Dans les longs couloirs de l'Ecole du Bon Secours, on ne parle plus que de ça. Les informations parues dans la presse au sujet de Marie-Thérèse Engelberts, directrice de l'institution depuis dix ans et candidate démocrate-chrétienne au Conseil administratif de la Ville de Genève, sont l'objet de tous les commentaires. L'emprunt de plus de 150 000 francs contracté par cette dernière auprès de la fondation de l'Ecole laisse les enseignants et les étudiants pour le moins perplexes. Et suscite quelques turbulences au sein même de l'institution.

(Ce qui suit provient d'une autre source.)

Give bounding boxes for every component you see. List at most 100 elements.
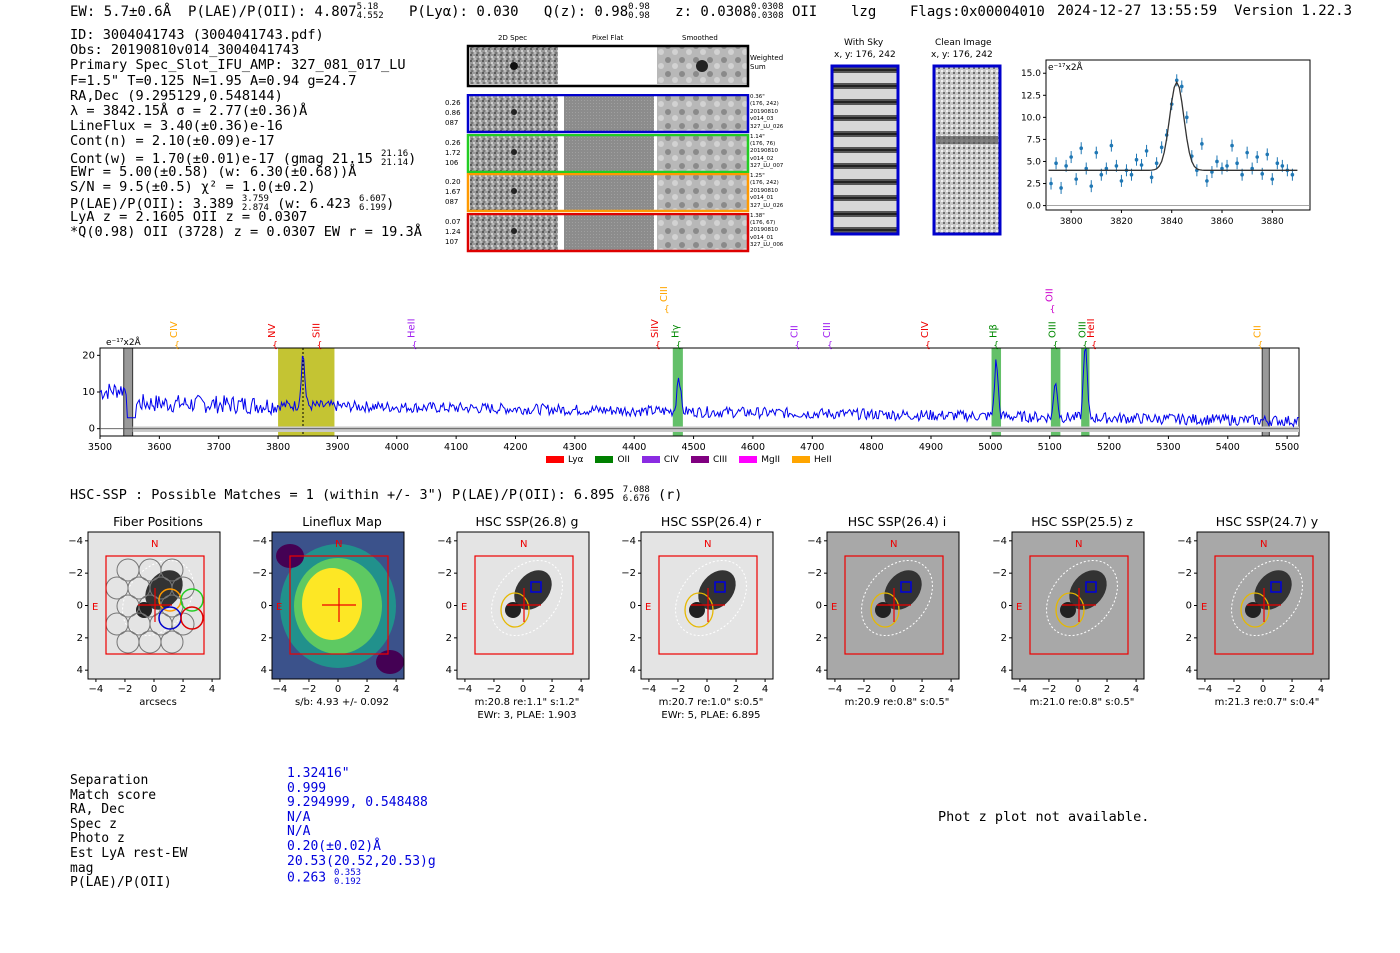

«Quelles seront les conséquences pour l'Ecole de toute cette affaire? s'interroge une enseignante qui forme des aides-soignants depuis plus de dix ans. Sa réputation en souffrira-t-elle? C'est ma principale inquiétude.» Il est vrai que le Bon Secours traverse une période cruciale. L'institution se bat depuis longtemps pour que sa formation d'infirmière soit reconnue comme une formation HES (Haute Ecole spécialisée). «Ce n'est pas le moment idéal pour se faire une mauvaise réputation.» Pour cette autre enseignante, attachée au Bon Secours depuis plus de quinze ans, c'est le fonctionnement interne qui soulève des interrogations. «Comment se fait-il que nous n'ayons pas été informés? Je n'ai jamais su qu'il était possible d'emprunter de telles sommes à des fins privées. Même certains membres du Conseil de fondation n'en savaient rien. Qui contrôle quoi dans cette maison?»

Confiance restaurée

Pour en débattre, une assemblée générale du personnel a été convoquée en urgence mardi soir. Objectif déclaré: établir une liste de questions à l'intention du président du Conseil de fondation, le professeur Bernard Chapuis. Mercredi matin, lors d'une séance extraordinaire, ce dernier a tenté de répondre aux questions qui lui étaient posées, en présence de Marie-Thérèse Engelberts. «L'ambiance était bonne, souligne une des enseignantes. Le dialogue avec Bernard Chapuis a été très ouvert. Tout n'est pas éclairci, mais une certaine confiance a été restaurée.» Le président du Conseil de fondation a réaffirmé que ces emprunts lui avaient toujours semblé une pratique normale, déclarée et transparente. «Rien ne s'est fait de mauvaise foi, a-t-il précisé. Les comptes étaient revus chaque année et il n'y a jamais eu de problèmes. Ces révélations sont clairement des attaques politiques destinées à blesser Madame Engelberts. Elles ne concernent pas l'Ecole elle-même.»

Des réponses qui n'ont satisfait que partiellement le personnel. Il attend beaucoup plus de la réunion du Conseil de fondation qui se déroule ce matin.